Kore Potash (ASX:KP2) is trading 20% higher on the Australian Securities Exchange (ASX) today, following the release of its latest quarterly report on 18 January 2024.
The company’s share price was trading at $0.012 as of 2.30pm AEDT.
The potash development company, which has 97% ownership of the Kola Potash Project and Dougou Extension Potash Project in the Sintoukola Basin, in the Republic of Congo, says PowerChina International Group continues to review the Engineering, Procurement and Construction (EPC) proposal announced in December 2023.
Kore Potash signed a memorandum of understanding with the Summit Consortium in April 2021 for the optimisation of Kola, the provision of an EPC contract proposal, and a debt and royalty financing proposal for Kola’s construction costs.
The results of the optimisation study support moving to the next phase of Kola’s development. On 28 June 2022, the company announced that it had signed a heads of agreement with SEPCO for the construction of Kola.
Under the agreement, SEPCO undertook to continue negotiations with Kore Potash towards an EPC contract. Importantly, Kore says the agreenment recognised that the study’s outcomes confirmed the capital cost of Kola, the construction period and related EPC contract terms
Recognising the world-class scale of Kola, the length of the proposed construction period and the total financing requirement, Kore Potash requested that SEPCO’s parent company, PowerChina, provide the typically required EPC contract guarantees, including performance and retention bonds supporting the completion of construction and the operating performance of Kola.

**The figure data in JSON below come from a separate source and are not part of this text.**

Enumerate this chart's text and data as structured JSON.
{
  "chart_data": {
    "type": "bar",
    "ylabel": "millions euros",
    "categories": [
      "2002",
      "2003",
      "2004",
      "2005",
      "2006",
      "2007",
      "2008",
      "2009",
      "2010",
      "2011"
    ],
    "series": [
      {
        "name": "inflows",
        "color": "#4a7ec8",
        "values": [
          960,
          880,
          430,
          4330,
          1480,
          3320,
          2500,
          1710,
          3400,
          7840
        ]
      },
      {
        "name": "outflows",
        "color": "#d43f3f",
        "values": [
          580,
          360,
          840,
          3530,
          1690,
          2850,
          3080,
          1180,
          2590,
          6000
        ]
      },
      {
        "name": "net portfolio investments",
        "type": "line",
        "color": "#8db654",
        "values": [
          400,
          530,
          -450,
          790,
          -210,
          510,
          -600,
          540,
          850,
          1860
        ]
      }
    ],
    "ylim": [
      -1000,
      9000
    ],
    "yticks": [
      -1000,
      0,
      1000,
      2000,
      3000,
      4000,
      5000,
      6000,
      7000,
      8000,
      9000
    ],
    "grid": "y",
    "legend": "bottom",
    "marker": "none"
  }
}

On 8 August 2023, Kore Potash entered into a revised agreement with SEPCO to provide the company with an EPC contract for the Kola Project. Following the completion of the review, one of the agreed outcomes was that further engineering design works must be completed before PowerChina and SEPCO jointly present an EPC proposal and EPC contract to the company.
PowerChina subcontracted 5 technical groups which started additional design and engineering works. Specific design areas included the underground mine, mineral processing jetty and transhipment operations, energy transportation and storage, conveyor systems and material handling.
Kore says PowerChina advised that the works would cost in excess of US$10 million to complete. It capped Kore Potash’s contribution at a maximum of US$5 million, with the balance of the costs to be paid by PowerChina.
Two payments of US$1 million each were made in August and November 2023 as required under the agreement. Kore notes the remaining payments are contingent upon the company completing further fund raises and PowerChina and SEPCO’s delivery of the EPC contract.
The remaining payments are planned to be paid in two tranches 12 months from date of the execution of the EPC contract.